I smile as I open the door. “You win, Sophie!” I shout down the hall.

It is Advent and the Three Wise Men have started their journey. They are following the Star and are on their way to Bethlehem. They are seeking Baby Jesus. Where will they stop before reaching their destination? No one is certain. Today the Three Kings are resting in a concealed spot behind the TV. Tomorrow they could be on the window sill peering out at the rain. Perhaps they will climb high above us onto a blade of a ceiling fan. They might journey into the kitchen and be discovered sitting in a saucepan or maybe they will venture into the fridge seeking relief from the summer heat. Yes, no one knows for sure where the Three Wise Men will be found on any of the days leading up to Epiphany.

Each day it is a race to find the location of the Magi. Each child wants to be the first to report, “I’ve found the Three Wise Men!” Sometimes someone will write me a note stating the time of discovery. This can be used as evidence if a friendly dispute arises. Of course, winning isn’t everything. The Magi will remain stationary long enough for each child to find them. And coming second or third or fourth or…is almost as good as being first. After all there are no prizes to win. It’s just for fun.

I am amazed at how much our children enjoy this game. Even our young adults join in though they might complain, “Hey Mum! You moved the Wise Men while I was at work. Is that fair?” Mention Advent and someone will shout, “The nativity scene! The Jesse tree! The wreath! The Three Kings!” Our children’s eyes light up as they remember past years as we’ve prepared for the Christmas season. Yes, they have many enjoyable memories of family traditions and can’t wait to repeat them all over again.

Have you been following the Holy Heroes Advent Adventure? Yesterday these words on the Holy Heroes site caught my attention:

Your children will remember these traditions for the rest of their lives.

They will establish beautiful family memories.

And when they grow up and encounter difficult times or if their faith becomes weak, the memory of the love around these traditions may be just what leads them back to God.

A few weeks ago, I was pondering the question: does it really matter if we forget what happened in the past? (Capturing Memories Forever) Perhaps memories are important after all.

Recently my friend Leanne, sent me a touching story containing these words:


Circumstances or people can take away your material possessions, they can take away your money, and they can take away your health. But no one can ever take away your precious memories…So don’t forget to make time and take the opportunities to make memories every day.

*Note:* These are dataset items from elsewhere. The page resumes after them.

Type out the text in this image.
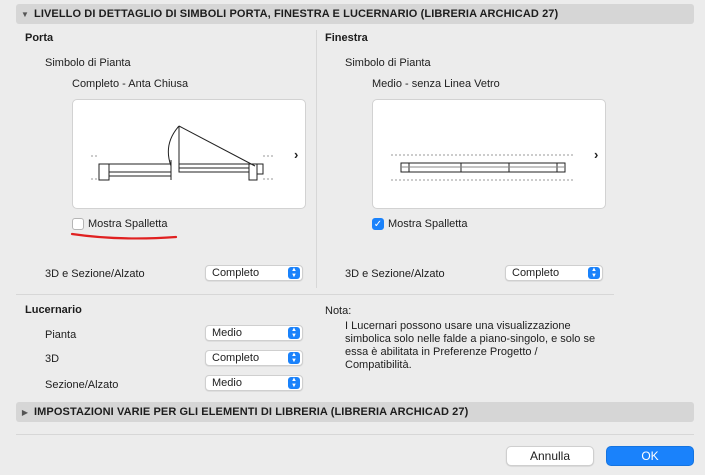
▼ LIVELLO DI DETTAGLIO DI SIMBOLI PORTA, FINESTRA E LUCERNARIO (LIBRERIA ARCHICAD 27)
Porta
Simbolo di Pianta
Completo - Anta Chiusa
›
Mostra Spalletta
3D e Sezione/Alzato	Completo	▲
▼
Finestra
Simbolo di Pianta
Medio - senza Linea Vetro
›
✓ Mostra Spalletta
3D e Sezione/Alzato	Completo	▲
▼
Lucernario
Pianta	Medio	▲
▼
3D	Completo	▲
▼
Sezione/Alzato	Medio	▲
▼
Nota:
I Lucernari possono usare una visualizzazione simbolica solo nelle falde a piano-singolo, e solo se essa è abilitata in Preferenze Progetto / Compatibilità.
▶ IMPOSTAZIONI VARIE PER GLI ELEMENTI DI LIBRERIA (LIBRERIA ARCHICAD 27)
Annulla	OK
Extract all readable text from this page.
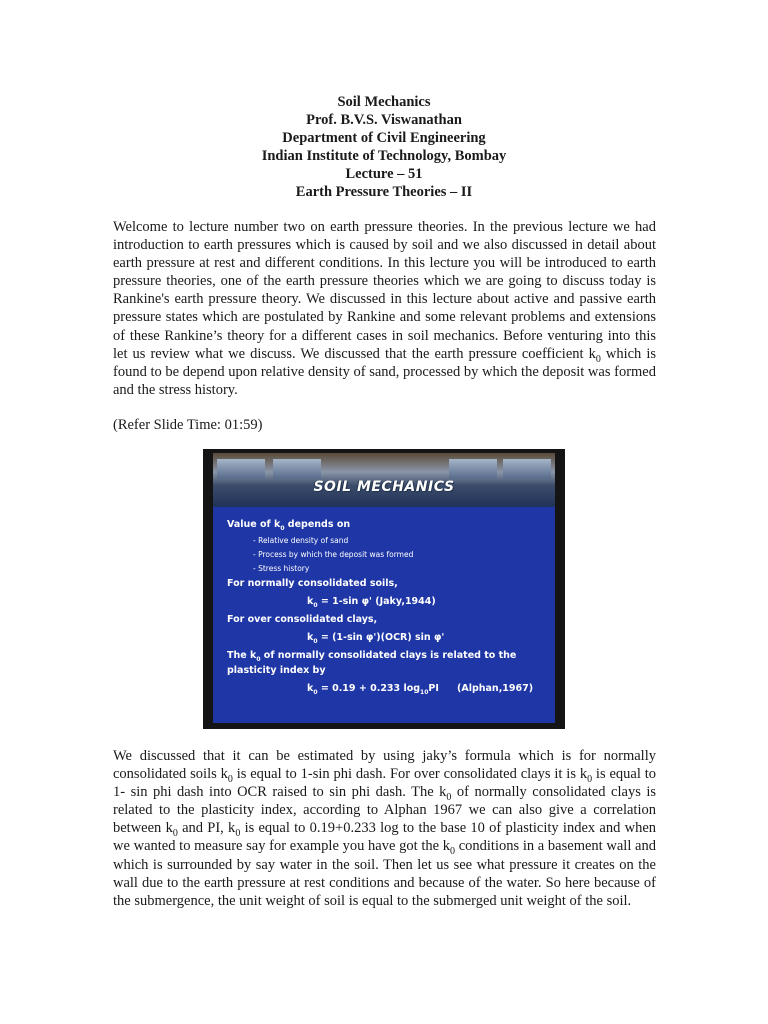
Soil Mechanics
Prof. B.V.S. Viswanathan
Department of Civil Engineering
Indian Institute of Technology, Bombay
Lecture – 51
Earth Pressure Theories – II

Welcome to lecture number two on earth pressure theories. In the previous lecture we had introduction to earth pressures which is caused by soil and we also discussed in detail about earth pressure at rest and different conditions. In this lecture you will be introduced to earth pressure theories, one of the earth pressure theories which we are going to discuss today is Rankine's earth pressure theory. We discussed in this lecture about active and passive earth pressure states which are postulated by Rankine and some relevant problems and extensions of these Rankine’s theory for a different cases in soil mechanics. Before venturing into this let us review what we discuss. We discussed that the earth pressure coefficient $k_0$ which is found to be depend upon relative density of sand, processed by which the deposit was formed and the stress history.

(Refer Slide Time: 01:59)

SOIL MECHANICS
Value of $k_0$ depends on
- Relative density of sand
- Process by which the deposit was formed
- Stress history
For normally consolidated soils,
$k_0 = 1-\sin$ φ' (Jaky,1944)
For over consolidated clays,
$k_0 = (1-\sin$ φ')(OCR) sin φ'
The $k_0$ of normally consolidated clays is related to the
plasticity index by
$k_0 = 0.19 + 0.233$ $\log_{10}PI$ (Alphan,1967)

We discussed that it can be estimated by using jaky’s formula which is for normally consolidated soils $k_0$ is equal to 1-sin phi dash. For over consolidated clays it is $k_0$ is equal to 1- sin phi dash into OCR raised to sin phi dash. The $k_0$ of normally consolidated clays is related to the plasticity index, according to Alphan 1967 we can also give a correlation between $k_0$ and PI, $k_0$ is equal to 0.19+0.233 log to the base 10 of plasticity index and when we wanted to measure say for example you have got the $k_0$ conditions in a basement wall and which is surrounded by say water in the soil. Then let us see what pressure it creates on the wall due to the earth pressure at rest conditions and because of the water. So here because of the submergence, the unit weight of soil is equal to the submerged unit weight of the soil.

This Advent and Christmas we shall be taking lots of time to make precious family memories. I hope these memories will bind us close now, and will draw us back together if any of us should ever stray.

And because I know my memory is not very reliable, I’d better keep writing in that journal of mine. Who knows how all those captured memories will be used in the future. They could prove to be very valuable indeed.